4.11 Western blotting
Western blotting was performed using mini gel tank system (Life Biotechnologies) with 4-12% gradient Bis-Tris gels (NuPage, Invitrogen cat. #NP0335) and 0.45 µm pore size nitrocellulose membranes (BioRad cat. #1620115) with antibody incubations according to the manufacturers instructions. An Odyssey CLx imaging system with Image Studio v2.0.38 software (LI-COR Biosciences) was used to acquire images which were exported as TIFF files and cropped and arranged using Adobe Illustrator software v23.0.1 The following antibodies were used in this study; α-tubulin (Sigma, cat. #T16199), ACSS2 (Cell Signaling Technology, cat. #3658, clone: D19C6, lot: 2), ACLY (Proteintech, cat. #15421-1-AP, lot: 00040639), histone H3 (Abcam cat. #ab1791), histone H4 (Millipore cat. #05-858), FASN (Cell Signaling Technology, cat. #3189, lot: 2), citrate synthase (Cell Signaling Technology, cat. #14309, clone: D7V8B, lot: 1), LaminA/C (Cell Signaling Technology, cat. #2032), DNMT1 (Active Motif cat. # 39905 Lot# 12914002), LAMP1 (Cell Signaling Technology, cat. #3243 clone C54H11, lot 4), catalase (Cell Signaling Technologies, cat. #14097, clone D5N7V, lot 1).
4.12 Statistical analyses
Data presented are shown either of mean ± standard deviation or, for curve fits, mean ± 95% confidence intervals. Graphpad Prism software (v.8) was used for graphing and statistical analysis. One-phase association function was used to fit non-linear curves and calculate kinetic parameters including half-times. For comparison between two groups, datasets were analyzed by two-tailed Student’s t-test with Welch’s correction and statistical significance defined as p < 0.05 (*), p < 0.01 (**), p < 0.001 (***), p < 0.0001 (****).
Author contributions
ST, NWS and KEW conceptualized the study and designed experiments. ST prepared figures and wrote the manuscript. NWS and KEW edited the manuscript. ST performed the majority of the experiments and data analysis. JL and KH performed experiments and analysis. MD, HJ, JS, EVK, AB and PX performed metabolite extraction and analysis. JB-S supported KH and provided useful discussion. All authors read and provided feedback on manuscript and figures.

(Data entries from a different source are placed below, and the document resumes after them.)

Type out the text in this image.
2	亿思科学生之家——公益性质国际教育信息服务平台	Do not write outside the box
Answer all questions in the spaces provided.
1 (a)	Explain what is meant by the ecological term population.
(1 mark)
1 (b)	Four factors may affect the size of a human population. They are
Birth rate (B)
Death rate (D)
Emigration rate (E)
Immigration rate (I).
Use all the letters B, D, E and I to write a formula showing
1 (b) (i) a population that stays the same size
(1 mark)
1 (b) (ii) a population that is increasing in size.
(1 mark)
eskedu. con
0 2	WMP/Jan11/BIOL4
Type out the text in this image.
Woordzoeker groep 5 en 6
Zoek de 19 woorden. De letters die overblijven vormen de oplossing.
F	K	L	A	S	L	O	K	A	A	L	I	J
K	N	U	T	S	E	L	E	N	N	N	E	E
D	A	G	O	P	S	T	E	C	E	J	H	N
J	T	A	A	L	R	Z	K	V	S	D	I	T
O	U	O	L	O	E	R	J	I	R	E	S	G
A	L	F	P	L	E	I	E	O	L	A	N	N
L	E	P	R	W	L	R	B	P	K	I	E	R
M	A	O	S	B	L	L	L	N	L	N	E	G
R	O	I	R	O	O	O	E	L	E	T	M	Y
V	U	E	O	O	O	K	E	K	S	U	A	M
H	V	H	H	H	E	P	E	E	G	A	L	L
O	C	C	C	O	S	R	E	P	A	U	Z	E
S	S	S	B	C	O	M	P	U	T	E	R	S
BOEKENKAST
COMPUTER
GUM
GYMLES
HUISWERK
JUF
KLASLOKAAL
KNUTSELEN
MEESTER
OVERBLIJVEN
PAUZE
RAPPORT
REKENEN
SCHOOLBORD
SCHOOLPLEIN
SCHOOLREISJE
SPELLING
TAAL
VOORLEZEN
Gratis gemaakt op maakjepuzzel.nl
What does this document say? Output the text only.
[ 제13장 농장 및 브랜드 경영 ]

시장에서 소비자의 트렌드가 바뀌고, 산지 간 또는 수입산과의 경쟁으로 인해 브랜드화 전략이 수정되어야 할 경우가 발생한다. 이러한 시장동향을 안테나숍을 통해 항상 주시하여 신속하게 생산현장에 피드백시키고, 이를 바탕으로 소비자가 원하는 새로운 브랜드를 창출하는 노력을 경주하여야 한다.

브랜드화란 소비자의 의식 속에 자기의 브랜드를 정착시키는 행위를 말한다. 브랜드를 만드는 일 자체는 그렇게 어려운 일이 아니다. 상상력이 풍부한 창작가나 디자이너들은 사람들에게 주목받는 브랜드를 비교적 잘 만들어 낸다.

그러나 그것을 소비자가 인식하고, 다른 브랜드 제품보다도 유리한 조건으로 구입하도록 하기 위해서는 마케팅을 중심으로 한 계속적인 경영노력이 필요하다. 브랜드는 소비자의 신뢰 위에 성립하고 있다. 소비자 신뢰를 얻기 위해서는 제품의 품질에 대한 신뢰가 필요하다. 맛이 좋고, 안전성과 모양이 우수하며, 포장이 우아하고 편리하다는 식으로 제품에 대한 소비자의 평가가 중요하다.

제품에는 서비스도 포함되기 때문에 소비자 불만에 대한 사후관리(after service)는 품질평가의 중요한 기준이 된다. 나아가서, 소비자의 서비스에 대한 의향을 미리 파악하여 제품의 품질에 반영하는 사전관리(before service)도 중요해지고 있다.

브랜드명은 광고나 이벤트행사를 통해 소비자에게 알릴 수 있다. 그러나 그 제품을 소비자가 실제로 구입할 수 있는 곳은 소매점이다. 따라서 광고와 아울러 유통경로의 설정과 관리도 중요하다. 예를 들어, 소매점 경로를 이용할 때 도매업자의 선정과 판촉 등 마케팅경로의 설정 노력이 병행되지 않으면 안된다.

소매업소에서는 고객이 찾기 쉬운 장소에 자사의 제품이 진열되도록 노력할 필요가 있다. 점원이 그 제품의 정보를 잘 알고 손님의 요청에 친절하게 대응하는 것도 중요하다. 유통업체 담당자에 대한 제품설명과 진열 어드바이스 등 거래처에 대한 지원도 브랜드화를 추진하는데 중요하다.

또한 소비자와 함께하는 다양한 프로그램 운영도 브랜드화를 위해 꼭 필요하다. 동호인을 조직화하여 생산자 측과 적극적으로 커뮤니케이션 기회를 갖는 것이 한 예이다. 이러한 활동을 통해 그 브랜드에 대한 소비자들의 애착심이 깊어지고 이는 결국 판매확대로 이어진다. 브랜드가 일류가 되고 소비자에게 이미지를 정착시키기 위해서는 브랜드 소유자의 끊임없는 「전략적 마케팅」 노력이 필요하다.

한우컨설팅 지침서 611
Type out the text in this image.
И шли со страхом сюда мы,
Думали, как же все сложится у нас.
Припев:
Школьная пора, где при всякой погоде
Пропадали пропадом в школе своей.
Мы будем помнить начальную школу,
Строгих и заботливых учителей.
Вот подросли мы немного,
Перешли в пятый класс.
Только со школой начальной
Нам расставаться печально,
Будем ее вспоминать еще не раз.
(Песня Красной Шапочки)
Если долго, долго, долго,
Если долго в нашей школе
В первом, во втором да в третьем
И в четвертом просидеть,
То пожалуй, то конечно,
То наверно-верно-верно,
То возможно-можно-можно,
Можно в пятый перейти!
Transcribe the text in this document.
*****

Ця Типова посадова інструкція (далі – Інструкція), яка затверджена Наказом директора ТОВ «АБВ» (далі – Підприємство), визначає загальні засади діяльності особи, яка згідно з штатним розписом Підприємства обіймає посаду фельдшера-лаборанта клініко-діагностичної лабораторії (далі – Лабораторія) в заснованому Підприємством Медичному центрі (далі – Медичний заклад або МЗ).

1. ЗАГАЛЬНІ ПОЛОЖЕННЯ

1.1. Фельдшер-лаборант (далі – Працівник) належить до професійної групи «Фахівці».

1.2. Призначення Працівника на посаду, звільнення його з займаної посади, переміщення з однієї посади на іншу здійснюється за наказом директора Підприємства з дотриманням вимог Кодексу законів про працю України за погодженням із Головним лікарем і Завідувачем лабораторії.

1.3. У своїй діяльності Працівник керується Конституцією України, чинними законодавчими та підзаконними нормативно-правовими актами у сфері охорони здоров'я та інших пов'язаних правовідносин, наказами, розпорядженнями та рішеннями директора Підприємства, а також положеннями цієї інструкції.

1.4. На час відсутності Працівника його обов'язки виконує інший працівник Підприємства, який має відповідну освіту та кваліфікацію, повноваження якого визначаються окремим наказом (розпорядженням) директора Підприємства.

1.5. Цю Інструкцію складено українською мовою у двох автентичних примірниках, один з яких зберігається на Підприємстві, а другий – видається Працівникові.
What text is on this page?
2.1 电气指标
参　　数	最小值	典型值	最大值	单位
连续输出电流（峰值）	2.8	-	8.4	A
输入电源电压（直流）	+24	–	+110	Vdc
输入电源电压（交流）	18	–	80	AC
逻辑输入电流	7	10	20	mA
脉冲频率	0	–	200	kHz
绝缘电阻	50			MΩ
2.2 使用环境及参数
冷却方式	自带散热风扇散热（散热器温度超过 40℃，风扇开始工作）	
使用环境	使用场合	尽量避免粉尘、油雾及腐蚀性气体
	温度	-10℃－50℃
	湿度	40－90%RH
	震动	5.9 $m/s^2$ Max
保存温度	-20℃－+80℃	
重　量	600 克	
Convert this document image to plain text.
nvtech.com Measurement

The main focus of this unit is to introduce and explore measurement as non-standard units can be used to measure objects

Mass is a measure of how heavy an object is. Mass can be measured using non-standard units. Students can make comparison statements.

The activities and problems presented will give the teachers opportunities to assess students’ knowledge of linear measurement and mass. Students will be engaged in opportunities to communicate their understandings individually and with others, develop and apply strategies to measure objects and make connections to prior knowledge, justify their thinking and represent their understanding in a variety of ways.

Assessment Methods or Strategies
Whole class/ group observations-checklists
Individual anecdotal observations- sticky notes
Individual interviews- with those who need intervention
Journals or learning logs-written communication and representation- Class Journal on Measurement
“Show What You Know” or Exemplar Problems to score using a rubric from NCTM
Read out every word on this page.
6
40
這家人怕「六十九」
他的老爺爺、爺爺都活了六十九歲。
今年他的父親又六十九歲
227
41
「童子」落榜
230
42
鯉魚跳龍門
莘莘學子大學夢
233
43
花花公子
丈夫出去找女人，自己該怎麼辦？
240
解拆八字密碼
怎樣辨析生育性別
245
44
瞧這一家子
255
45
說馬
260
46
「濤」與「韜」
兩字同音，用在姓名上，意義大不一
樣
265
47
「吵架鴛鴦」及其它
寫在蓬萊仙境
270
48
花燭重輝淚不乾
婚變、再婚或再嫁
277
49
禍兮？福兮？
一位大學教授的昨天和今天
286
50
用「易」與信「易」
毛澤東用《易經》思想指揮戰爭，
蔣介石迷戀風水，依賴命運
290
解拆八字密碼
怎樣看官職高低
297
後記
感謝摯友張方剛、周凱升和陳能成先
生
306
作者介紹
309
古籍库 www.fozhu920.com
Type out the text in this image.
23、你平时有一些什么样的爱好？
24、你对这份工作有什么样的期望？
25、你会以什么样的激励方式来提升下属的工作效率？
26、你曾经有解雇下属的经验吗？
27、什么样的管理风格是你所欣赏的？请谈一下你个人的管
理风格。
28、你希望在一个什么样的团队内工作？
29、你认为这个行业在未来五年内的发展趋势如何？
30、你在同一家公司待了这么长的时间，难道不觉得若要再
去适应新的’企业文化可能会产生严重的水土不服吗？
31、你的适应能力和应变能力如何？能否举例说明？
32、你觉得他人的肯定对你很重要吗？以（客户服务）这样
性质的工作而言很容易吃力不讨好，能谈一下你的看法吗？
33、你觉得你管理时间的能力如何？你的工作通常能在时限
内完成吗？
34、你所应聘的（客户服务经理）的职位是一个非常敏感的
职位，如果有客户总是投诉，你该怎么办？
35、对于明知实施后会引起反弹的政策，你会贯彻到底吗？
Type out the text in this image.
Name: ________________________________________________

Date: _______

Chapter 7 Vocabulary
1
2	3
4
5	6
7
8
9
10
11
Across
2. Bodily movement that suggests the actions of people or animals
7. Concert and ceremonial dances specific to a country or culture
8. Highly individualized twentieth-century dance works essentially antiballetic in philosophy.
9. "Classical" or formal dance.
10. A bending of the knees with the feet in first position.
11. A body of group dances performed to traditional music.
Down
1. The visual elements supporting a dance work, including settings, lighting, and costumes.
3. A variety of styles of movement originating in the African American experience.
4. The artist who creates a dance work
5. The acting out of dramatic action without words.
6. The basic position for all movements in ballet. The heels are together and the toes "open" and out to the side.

Competing interests statement
None of the authors have competing interests to declare related to this work.
Data availability
All data relevant to this study are presented in the figures.
Code availability
This study does not use any custom code that has not been published or licensed elsewhere.
Acknowledgements
This work was funded by NIGMS grant R01GM132261 and NICHHD grant R03HD092630 to NWS and NCI grant R01CA174761 to KEW. ST was funded by American Diabetes Association post-doctoral fellowship #1-18-PDF-144. KH and JB-S were supported by the Austrian Science Fund grants FWF W1226 and FWF P27108.